Wang Jinkang est un auteur de science-fiction chinois très populaire en Chine, auteur d’une quinzaine de romans et de plus de 80 nouvelles [1], plusieurs fois lauréat du prix de science-fiction chinois de la Voie lactée (银河奖) et du prix américain Nebula (星云奖), mais encore peu traduit. Le prix Jingdong, qui lui a été décernéen mai 2017 pour son roman « Père céleste, mère terrestre » (《天父地母》), l’a mis justement à l’honneur en le faisant sortir de l’ombre de Liu Cixin (刘慈欣).

 

Carrière d’ingénieur pétrolier

 

Wang Jinkang (王晋康) est né en novembre 1948 à Nanyang dans le Henan (河南南阳) et a terminé ses études secondaires en 1966, au début de la Révolution culturelle.
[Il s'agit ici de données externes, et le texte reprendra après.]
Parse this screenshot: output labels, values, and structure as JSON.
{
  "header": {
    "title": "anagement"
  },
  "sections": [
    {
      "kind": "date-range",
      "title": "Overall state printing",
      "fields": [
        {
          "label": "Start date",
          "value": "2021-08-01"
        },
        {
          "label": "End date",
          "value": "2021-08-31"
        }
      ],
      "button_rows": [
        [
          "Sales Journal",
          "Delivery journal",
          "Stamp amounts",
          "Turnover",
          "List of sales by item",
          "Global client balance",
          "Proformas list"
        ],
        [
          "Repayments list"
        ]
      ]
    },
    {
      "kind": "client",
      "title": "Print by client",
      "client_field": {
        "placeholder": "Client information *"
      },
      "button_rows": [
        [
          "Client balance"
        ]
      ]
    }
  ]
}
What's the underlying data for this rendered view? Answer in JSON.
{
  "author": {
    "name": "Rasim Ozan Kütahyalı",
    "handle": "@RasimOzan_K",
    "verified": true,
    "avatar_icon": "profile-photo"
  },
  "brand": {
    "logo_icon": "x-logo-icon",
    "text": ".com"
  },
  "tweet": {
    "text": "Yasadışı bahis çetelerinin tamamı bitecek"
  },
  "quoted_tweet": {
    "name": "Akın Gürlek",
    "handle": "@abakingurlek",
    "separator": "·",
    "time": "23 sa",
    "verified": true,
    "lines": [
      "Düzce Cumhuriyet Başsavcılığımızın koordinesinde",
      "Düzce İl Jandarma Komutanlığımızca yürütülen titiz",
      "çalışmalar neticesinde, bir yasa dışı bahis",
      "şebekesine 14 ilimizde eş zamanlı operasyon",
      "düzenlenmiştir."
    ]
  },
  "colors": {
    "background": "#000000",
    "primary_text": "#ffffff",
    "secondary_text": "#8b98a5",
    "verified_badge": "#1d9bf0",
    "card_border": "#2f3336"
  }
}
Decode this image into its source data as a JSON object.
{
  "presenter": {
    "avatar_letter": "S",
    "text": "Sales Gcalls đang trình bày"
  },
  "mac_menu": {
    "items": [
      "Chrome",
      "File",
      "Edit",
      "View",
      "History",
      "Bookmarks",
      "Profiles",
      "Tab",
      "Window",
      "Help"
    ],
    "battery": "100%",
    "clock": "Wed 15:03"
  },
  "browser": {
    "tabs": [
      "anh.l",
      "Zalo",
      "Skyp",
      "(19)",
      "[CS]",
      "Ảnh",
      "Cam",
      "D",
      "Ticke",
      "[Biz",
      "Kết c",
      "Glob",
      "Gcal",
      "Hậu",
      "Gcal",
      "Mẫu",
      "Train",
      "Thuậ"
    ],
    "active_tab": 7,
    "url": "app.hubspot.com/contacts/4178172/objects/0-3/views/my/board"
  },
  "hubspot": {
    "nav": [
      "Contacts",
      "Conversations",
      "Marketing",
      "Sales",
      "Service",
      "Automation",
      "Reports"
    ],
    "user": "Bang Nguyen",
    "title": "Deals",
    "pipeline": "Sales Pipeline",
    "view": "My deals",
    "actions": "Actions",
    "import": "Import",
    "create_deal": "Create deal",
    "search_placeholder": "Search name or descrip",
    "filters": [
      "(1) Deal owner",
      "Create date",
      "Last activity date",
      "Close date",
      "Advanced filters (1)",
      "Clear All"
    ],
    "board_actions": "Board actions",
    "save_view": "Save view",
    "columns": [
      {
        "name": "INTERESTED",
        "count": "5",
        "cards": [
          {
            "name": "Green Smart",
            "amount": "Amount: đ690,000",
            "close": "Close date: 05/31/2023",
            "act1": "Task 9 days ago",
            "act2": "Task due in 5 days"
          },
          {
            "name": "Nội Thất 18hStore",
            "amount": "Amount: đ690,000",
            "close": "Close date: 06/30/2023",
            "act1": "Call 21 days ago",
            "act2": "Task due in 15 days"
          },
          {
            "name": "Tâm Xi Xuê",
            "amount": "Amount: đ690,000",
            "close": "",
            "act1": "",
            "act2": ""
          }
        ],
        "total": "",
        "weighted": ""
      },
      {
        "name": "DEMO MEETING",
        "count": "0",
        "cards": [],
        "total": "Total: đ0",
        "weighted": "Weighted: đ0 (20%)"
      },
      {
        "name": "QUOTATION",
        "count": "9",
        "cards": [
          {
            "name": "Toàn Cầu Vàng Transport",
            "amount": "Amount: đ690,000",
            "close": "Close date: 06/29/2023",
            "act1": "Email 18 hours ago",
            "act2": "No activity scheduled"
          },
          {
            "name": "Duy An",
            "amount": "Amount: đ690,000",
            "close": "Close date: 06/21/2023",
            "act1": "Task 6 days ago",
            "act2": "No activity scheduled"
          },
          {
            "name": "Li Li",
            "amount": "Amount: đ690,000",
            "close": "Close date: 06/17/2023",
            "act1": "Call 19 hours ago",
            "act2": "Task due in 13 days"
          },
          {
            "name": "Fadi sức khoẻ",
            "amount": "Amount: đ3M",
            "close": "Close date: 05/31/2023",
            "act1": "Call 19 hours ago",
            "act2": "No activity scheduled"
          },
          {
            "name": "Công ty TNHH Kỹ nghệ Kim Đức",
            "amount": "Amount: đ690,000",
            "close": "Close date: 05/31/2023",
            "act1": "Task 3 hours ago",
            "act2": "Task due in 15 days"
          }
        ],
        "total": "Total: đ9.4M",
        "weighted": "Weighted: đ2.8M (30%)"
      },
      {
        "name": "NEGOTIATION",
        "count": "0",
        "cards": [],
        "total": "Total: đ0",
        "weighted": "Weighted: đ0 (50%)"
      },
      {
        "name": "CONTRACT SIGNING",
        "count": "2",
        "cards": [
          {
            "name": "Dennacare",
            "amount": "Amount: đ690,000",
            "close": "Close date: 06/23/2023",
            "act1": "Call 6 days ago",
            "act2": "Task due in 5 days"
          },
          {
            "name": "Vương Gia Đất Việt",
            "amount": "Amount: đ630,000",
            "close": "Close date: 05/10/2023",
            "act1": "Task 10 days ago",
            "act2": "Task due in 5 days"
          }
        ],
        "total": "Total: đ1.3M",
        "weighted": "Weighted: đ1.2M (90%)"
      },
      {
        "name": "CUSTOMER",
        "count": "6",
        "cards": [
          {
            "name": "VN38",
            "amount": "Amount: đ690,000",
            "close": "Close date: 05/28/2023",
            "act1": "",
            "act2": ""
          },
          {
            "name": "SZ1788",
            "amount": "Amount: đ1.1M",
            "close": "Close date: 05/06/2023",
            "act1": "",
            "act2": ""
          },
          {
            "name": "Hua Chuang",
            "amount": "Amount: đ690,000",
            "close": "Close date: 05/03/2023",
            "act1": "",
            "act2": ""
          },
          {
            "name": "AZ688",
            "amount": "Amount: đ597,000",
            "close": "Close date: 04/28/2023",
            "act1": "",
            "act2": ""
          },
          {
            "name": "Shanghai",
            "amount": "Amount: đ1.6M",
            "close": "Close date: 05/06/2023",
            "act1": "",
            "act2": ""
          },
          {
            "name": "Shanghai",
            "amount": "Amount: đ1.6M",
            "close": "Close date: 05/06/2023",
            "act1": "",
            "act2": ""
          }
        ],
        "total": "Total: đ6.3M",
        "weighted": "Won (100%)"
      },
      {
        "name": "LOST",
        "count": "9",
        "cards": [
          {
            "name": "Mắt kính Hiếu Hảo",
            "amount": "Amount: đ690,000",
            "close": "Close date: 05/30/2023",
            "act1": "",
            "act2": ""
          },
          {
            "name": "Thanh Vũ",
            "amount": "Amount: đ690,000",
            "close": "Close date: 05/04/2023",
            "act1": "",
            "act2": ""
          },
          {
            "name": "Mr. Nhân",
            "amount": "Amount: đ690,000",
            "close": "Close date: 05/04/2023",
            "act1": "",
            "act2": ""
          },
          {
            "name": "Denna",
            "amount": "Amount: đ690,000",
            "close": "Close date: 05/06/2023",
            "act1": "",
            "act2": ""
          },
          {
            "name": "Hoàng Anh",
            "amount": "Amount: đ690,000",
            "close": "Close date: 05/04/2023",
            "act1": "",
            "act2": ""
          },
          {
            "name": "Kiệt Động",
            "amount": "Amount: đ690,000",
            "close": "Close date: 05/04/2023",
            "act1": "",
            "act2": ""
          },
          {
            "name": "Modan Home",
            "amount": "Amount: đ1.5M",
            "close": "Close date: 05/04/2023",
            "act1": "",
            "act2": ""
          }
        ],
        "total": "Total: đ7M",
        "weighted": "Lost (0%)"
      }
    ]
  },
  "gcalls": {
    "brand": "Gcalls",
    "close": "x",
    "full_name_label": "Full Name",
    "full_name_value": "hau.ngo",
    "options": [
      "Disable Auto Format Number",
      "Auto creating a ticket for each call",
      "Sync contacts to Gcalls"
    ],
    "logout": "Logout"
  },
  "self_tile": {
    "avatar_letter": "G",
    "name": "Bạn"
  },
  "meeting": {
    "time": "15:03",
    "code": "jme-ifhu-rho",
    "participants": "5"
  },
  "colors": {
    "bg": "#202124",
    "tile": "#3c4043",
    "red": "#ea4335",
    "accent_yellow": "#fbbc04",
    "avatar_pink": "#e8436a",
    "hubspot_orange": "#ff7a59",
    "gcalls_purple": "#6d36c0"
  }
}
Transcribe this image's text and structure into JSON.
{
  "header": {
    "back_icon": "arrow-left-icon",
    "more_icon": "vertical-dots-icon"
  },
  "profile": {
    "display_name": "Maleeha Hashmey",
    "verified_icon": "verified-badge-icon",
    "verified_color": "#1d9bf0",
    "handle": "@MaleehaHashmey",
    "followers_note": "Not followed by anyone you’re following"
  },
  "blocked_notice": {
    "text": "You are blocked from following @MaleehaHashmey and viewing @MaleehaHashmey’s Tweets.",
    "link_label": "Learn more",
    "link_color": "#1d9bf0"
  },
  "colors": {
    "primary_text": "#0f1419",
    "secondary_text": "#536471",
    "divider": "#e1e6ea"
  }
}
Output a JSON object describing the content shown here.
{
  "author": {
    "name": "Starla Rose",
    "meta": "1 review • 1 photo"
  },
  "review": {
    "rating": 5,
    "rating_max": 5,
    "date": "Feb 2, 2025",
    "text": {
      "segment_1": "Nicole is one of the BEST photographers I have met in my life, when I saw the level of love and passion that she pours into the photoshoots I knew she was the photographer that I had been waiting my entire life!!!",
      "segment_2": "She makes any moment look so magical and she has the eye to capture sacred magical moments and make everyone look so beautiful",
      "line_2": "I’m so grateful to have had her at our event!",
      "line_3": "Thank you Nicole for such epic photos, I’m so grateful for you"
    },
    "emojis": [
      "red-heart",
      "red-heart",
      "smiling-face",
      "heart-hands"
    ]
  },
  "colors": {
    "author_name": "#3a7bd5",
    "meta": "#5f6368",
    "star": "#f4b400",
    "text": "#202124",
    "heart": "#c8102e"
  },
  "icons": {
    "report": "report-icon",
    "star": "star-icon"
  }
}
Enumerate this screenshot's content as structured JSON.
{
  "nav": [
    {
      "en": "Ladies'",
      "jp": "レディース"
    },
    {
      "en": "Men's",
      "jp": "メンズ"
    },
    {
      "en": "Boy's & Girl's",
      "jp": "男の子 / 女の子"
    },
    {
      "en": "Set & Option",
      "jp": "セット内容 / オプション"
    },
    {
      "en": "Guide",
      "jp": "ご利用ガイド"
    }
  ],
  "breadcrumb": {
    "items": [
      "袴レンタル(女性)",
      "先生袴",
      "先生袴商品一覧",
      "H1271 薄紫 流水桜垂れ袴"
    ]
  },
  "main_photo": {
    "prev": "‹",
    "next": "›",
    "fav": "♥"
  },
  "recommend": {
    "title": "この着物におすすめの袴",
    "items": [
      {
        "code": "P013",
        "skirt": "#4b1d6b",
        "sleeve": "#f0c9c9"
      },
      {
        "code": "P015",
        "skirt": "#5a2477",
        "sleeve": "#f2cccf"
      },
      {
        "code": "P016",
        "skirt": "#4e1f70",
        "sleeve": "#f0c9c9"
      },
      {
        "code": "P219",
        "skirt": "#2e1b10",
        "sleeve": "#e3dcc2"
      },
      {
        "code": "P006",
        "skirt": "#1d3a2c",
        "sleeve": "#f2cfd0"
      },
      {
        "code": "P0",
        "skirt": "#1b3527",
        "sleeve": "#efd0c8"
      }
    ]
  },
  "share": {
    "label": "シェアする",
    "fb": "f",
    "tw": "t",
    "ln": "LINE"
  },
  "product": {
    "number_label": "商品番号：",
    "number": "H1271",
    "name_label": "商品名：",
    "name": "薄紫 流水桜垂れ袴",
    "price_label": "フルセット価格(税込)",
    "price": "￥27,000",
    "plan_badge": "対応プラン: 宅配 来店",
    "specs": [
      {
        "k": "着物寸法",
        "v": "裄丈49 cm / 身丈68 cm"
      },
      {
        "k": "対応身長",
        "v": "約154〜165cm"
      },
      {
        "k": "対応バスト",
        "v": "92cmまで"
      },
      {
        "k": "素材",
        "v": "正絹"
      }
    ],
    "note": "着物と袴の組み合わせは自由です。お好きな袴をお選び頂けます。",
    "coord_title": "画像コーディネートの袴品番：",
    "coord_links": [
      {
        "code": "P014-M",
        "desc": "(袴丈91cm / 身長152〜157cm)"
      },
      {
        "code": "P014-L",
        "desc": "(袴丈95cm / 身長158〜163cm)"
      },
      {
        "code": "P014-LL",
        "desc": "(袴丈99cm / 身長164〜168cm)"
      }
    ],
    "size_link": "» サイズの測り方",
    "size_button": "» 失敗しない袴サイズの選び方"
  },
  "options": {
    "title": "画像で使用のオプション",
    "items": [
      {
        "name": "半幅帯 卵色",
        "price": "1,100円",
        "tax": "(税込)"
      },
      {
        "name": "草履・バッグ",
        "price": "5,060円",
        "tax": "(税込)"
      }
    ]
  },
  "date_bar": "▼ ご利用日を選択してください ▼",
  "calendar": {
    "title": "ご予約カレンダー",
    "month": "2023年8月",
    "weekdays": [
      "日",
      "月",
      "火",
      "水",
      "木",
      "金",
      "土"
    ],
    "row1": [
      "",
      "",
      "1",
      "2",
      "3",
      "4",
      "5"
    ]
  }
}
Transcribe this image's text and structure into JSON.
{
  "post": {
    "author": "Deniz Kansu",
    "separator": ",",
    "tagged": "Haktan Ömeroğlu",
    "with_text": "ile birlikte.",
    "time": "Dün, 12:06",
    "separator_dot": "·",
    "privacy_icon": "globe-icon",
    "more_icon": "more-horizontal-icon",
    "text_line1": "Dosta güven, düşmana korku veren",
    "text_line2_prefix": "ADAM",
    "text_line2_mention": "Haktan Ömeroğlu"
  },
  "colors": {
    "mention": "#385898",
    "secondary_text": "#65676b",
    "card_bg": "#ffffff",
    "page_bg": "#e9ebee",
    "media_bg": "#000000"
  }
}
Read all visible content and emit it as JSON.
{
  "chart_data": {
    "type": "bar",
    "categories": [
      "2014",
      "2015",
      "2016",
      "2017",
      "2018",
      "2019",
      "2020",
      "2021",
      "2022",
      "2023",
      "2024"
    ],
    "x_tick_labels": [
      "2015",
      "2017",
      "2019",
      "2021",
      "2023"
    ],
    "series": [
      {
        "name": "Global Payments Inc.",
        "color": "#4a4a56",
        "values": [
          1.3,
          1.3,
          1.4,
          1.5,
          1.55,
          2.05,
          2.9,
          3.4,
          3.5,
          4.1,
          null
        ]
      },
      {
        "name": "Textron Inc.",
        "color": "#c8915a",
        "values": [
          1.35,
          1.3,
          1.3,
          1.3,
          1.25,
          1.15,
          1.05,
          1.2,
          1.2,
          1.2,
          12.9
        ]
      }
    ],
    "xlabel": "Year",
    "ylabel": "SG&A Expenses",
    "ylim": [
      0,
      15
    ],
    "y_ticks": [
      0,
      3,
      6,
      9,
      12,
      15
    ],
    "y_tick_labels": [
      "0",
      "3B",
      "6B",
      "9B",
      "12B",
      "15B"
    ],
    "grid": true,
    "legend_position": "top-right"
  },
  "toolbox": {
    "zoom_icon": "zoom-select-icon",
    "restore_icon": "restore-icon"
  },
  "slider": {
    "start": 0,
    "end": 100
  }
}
A partir de

 

Wang Jinkang

1968, il a donc passé trois ans dans une commune populaire du district de Xinye (新野五龙公社), à Nanyang, avant d’être envoyé travailler dans une fonderie à Yunyang (云阳), dans la municipalité de Chongqing, puis dans une usine de moteurs diesel à Nanyang.  

 

Cette expérience pratique lui a permis, en 1978, d’entrer à l’Université des communications de Xi’an (Xi’an Jiaotong daxue 西安交通大学). Diplômé en 1982, il est ensuite devenu l’un des principaux ingénieurs d’exploitation des gisements de pétrole du Henan à Nanyang (河南油田), dans le sud-ouest du Henan [2].

 

Auteur prolifique de science-fiction

 

Wang Jinkang a commencé à écrire au début des années 1990, la quarantaine venue. En mai 1993, il publie sa première nouvelle, « Le retour d’Adam » (《亚当回归》), dans le mensuel Science-Fiction World (SWF ou Kehuan Shijie 《科幻世界》) [3], et devient vite populaire.

 

C’est une histoire qu’il avait imaginée l’année précédente pour son fils qui avait alors dix ans et l’avait bien aimée, ce qui l’avait incité à l’écrire : une histoire d’astronaute revenant sur terre en 2253, avec deux siècles d’exploration extra-terrestre ; seul survivant de la mission, il est fêté à son retour, mais se rend compte que les hommes ont été munis de software d’intelligence artificielle, bref qu’ils sont devenus des robots…

 

Il envoya son texte à l’éditeur de la revue Science-Fiction World parce que c’était le seul qu’il connaissait, l’éditeur fut impressionné et en demanda d’autres.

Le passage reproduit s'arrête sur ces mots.